North Carolina Teen Held Captive for a Year Speaks in Court

April 26, 2019 Updated: April 26, 2019

A North Carolina teenager who was held against her will for more than a year spoke out in court on April 25.

According to WSOC, Hailey Burns was held by Michael Wysolovski for more than a year. He met the teen online in 2017 and kept her locked inside an upstairs bedroom and controlled every aspect of her life, including how much she could eat.

Burns, who was 17 at the time, was rescued after she reached out to a woman overseas via Facebook, who helped police find her.

When Wysolovski was sentenced, Burns and her family spoke in court.

The man who held a Ballantyne teen captive was sentenced in Georgia today. We're the only local station taking you through the emotional moments from the courtroom, on Eyewitness News at 5.

Posted by WSOC-TV on Thursday, April 25, 2019

“He manipulated me heavily, taking advantage of my mental illness to push me closer to his desires,” Hailey was quoted by the local station as saying. She added that the man “lowered my self-esteem greatly and led me to believe I’d never be loved or have a proper life if I gained any weight.”

“You are a coward. A silver-tongued abuser who preys on young women and girls. You rape them. You torture them. You control them. You’re sick and sadistic,” Shauna Burns, her mother, told him in court on April 25.

But, according to the Daily Mail, the 33-year-old pleaded guilty to first-degree cruelty to children and interstate interference with custody. Charges of rape, false imprisonment, and other counts were dropped.

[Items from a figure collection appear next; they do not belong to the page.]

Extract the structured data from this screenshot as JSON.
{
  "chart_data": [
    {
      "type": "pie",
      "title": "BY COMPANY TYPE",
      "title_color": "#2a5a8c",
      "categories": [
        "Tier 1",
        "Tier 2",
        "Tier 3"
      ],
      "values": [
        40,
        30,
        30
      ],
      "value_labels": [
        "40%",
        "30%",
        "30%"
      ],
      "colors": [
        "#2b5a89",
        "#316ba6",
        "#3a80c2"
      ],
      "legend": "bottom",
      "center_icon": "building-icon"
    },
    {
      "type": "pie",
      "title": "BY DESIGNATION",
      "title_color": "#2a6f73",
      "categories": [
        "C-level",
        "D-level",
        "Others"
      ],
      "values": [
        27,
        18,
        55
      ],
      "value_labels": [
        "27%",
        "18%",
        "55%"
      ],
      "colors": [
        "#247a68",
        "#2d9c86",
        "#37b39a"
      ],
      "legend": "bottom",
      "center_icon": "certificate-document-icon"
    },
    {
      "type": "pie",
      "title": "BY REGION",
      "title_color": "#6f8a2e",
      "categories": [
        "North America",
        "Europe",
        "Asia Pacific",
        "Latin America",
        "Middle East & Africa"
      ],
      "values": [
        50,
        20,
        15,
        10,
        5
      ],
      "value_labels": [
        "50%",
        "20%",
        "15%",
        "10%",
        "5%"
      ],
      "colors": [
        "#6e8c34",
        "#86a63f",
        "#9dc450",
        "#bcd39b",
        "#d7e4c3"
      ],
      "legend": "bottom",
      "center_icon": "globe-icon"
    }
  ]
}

#gwinnettcounty “You are the boogie man all parents warn their kids about.”

Posted by Tony Thomas WSB on Friday, April 26, 2019

In exchange for a guilty plea, he was given a 10-year sentence. The rest will be spent in probation, the Gwinnett Daily Post reported.

Wysolovski has already spent eight months in jail before his bond was set in February 2018 and was given credit for time served. He won’t have to do any additional time in prison.

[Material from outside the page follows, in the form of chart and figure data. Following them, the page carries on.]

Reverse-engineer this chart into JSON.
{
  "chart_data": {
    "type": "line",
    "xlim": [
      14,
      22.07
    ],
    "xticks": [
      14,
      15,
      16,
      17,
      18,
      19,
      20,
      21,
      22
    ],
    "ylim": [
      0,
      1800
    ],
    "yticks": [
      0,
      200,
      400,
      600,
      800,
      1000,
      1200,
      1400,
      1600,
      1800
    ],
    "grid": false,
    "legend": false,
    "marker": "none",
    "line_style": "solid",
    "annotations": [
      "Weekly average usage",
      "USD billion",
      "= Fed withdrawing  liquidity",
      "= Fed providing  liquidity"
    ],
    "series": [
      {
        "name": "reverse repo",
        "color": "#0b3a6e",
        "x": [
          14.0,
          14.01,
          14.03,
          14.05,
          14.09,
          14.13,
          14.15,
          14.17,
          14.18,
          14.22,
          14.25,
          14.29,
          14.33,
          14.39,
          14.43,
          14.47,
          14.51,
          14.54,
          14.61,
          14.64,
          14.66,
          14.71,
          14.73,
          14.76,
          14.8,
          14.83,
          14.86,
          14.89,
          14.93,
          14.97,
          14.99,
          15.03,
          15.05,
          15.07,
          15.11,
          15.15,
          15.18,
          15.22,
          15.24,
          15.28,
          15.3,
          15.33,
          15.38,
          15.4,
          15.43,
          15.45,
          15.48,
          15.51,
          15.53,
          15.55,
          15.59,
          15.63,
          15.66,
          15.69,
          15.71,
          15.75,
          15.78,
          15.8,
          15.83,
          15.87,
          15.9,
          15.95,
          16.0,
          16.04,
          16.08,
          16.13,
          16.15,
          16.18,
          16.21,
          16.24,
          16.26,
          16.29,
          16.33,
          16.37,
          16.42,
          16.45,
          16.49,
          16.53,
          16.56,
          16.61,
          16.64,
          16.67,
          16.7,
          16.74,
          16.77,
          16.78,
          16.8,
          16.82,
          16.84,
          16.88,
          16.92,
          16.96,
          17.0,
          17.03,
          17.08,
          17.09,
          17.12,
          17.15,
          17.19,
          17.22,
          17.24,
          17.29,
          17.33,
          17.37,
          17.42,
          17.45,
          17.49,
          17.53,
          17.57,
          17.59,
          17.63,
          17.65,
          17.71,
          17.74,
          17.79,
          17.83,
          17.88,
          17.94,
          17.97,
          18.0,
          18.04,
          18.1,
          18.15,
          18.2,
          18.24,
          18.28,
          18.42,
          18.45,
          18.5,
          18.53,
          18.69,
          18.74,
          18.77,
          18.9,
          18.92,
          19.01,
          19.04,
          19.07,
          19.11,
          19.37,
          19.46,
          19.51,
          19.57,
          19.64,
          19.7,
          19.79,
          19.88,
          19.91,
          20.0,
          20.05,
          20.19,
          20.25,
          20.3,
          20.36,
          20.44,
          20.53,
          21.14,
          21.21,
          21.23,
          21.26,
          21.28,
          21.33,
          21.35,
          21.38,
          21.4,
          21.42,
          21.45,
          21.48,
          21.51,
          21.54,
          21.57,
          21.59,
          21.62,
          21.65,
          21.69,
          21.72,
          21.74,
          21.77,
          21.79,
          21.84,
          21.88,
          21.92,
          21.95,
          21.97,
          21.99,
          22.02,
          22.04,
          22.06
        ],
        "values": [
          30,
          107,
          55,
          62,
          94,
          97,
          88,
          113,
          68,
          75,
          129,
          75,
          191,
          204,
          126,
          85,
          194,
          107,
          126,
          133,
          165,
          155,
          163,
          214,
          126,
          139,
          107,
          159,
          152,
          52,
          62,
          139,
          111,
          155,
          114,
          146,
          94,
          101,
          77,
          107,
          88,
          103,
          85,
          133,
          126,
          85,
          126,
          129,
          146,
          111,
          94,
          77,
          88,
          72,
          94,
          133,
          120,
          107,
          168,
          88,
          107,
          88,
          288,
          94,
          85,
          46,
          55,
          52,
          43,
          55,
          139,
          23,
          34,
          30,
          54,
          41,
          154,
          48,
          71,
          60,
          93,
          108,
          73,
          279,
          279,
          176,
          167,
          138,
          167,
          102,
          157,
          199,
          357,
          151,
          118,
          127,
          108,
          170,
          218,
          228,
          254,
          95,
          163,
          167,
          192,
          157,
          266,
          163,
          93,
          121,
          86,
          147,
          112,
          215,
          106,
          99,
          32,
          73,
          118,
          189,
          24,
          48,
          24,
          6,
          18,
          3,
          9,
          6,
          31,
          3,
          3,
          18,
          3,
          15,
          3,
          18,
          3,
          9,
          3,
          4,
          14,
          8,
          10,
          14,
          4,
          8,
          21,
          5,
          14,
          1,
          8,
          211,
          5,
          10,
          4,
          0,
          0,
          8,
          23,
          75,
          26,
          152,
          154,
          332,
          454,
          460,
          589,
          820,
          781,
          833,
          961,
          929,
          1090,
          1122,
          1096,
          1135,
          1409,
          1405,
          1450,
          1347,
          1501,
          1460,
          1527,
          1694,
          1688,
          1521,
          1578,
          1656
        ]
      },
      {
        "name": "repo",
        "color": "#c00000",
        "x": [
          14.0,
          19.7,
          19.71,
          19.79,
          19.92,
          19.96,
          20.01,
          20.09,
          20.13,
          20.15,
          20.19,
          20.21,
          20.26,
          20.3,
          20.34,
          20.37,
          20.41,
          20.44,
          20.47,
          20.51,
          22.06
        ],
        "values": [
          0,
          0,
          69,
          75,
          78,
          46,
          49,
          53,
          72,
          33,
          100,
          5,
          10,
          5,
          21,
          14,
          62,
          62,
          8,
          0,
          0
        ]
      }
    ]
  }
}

According to WSOC, Burns said she has attempted suicide three times and is still trying to recover since she was held captive.

Meanwhile, she is having trouble in social situations.

“The psychological damage Michael Wysolovski had inflicted is beyond measure or explanation,” the Mail quoted Burns as saying. “I cannot explain over a year of systematic abuse and every neurological quirk it has caused. All I hope is that it happens to no other innocent victim.”

“Your honor, I will not allow the defendant to hurt her anymore. And I will do everything in my power to make sure he never does this to another family like mine,” her father, Anthony Burns, said.

Assistant District Attorney Michael DeTardo told the Atlanta Journal-Constitution that he consulted the victim and family before the plea deal, adding that there had been an agreement between Burns and Wysolovski that could not guarantee a rape conviction should it go to trial. He added that the Burns family also didn’t want to go through a trial.

According to the Mail, Wysolovski is now registered as a sex offender. The Burns family spoke out in court to ensure that designation.

When she was found in 2017, Burns was recovered by FBI special agents after they got information that she was living in the Atlanta area. Reports indicated that she was living in a home.

“He gradually wormed his way into her good graces, he coerced her into listening to him and not following our directions and the next thing I knew my daughter wasn’t communicating with me,” her father told WBTV at the time.

Missing Children

There were 464,324 missing children reported in the FBI’s National Crime Information Center in 2017, according to the National Center for Missing and Exploited Children. Under federal law, when a child is reported missing to law enforcement they must be entered into the database. In 2016, there were 465,676 entries.

Reve Walsh and John Walsh speak during The National Center For Missing And Exploited Children, the Fraternal Order of the Police and the Justice Department’s 16th Annual Congressional Breakfast at The Liaison Capitol Hill Hotel in Washington on May 18, 2011. (Photo by Kris Connor/Getty Images)

“This number represents reports of missing children. That means if a child runs away multiple times in a year, each instance would be entered into NCIC separately and counted in the yearly total. Likewise, if an entry is withdrawn and amended or updated, that would also be reflected in the total,” the center noted.

In 2017, the center said it assisted officers and families with the cases of more than 27,000 missing children. In those cases, 91 percent were endangered runaways, and 5 percent were family abductions.

About one in seven children reported missing to the center in 2017 were likely victims of child sex trafficking.